1. If it looks good, fish it
The road between Madison Junction and Old Faithful follows The Firehole for much of its run. Have your fishing buddy keep his or her eyes on the river, and don't be afraid to pull over and hop out when they spot fishy-looking water.
Iron Bridge, Mule Shoe Bend, and Some Other Place may hold the most anglers, but the trout spread out through the whole stream.
2. Plan your attack
The Firehole's not a big western brawler like the Madison, but the fish sure see their share of pressure. These fish are wily and spooky. Plan your approach from the bank and sneak yourself into position when you find a rising fish or a likely lie. Just because you're wearing waders doesn't mean you have to use them. It's easier often easier to put the sneak on a big wary brown from the banks.
3. Figure out what they're eating, and match it
They may have devoured PMD's yesterday, but today they may be after the smaller baetis on the water at the same time. Take a look at the natural insects on and off the water, and start your fly selection from there.

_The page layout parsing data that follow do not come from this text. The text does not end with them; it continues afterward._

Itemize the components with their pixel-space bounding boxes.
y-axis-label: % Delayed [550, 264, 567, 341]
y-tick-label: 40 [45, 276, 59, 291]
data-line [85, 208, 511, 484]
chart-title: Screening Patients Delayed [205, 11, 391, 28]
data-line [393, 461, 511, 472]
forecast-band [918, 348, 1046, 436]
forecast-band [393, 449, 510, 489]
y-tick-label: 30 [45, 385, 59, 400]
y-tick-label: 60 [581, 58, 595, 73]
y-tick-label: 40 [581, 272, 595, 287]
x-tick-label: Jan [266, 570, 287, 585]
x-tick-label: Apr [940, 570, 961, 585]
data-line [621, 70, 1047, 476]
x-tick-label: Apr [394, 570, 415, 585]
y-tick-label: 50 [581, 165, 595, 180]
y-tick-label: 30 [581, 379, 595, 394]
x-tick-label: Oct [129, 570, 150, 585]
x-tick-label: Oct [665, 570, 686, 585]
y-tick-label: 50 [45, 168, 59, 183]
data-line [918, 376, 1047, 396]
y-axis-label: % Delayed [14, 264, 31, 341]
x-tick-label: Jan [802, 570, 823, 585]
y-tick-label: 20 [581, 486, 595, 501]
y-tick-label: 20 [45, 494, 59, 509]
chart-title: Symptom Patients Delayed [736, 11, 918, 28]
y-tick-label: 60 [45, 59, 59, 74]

Watch the riseforms – splashy rises might mean the fish are taking emergers. Slow, purposeful sips may mean they're keyed-into spinners.
These fish see a lot flies, so change bugs if you've put a few good drifts over a rising fish with no luck. Stop by the shop and we'll set you up with flies to cover all the stages of the current hatches.
4. It's all about the presentation
Did I mention that these fish see a lot of flies? Long sections of The Firehole are slow, braided currents that let the fish watch your fly for a long time. These currents can also require tricky casts and mends to get a drag-free drift for more than a foot or two. While we all want to catch our fish by casting upstream and across, sometimes that won't get it done. Study the currents around the lie and plan your cast and mends before you start to cast.
5. No hatch? Get in the swing of things
The smooth, braided currents of The Firehole often make attractor fishing frustrating an ineffective. When there's nothing hatching try a soft hackle on a downstream swing.
Know what bugs are active in the stream, and pick something that imitates its size and color.
6. Pick your fish
Sometimes the sheer number of rising fish can be overwhelming. When fishing to actively rising fish, cast to one fish, rather than casting around and over a bunch of fish.
7. Know when you're beat
I can't tell you how many times I've picked the perfect fish, in a tricky spot and cast to him until I realized I'd fished to one fish through the whole hatch.
That big brown right up against the bank, under the overhanging limb, at the back end of that tiny eddy? He may be the best fish rising, and your casts getting stuck on the limb, dragging through the eddy or hitting the bank may not spook him, but sometimes it's best to move on and find catchable fish.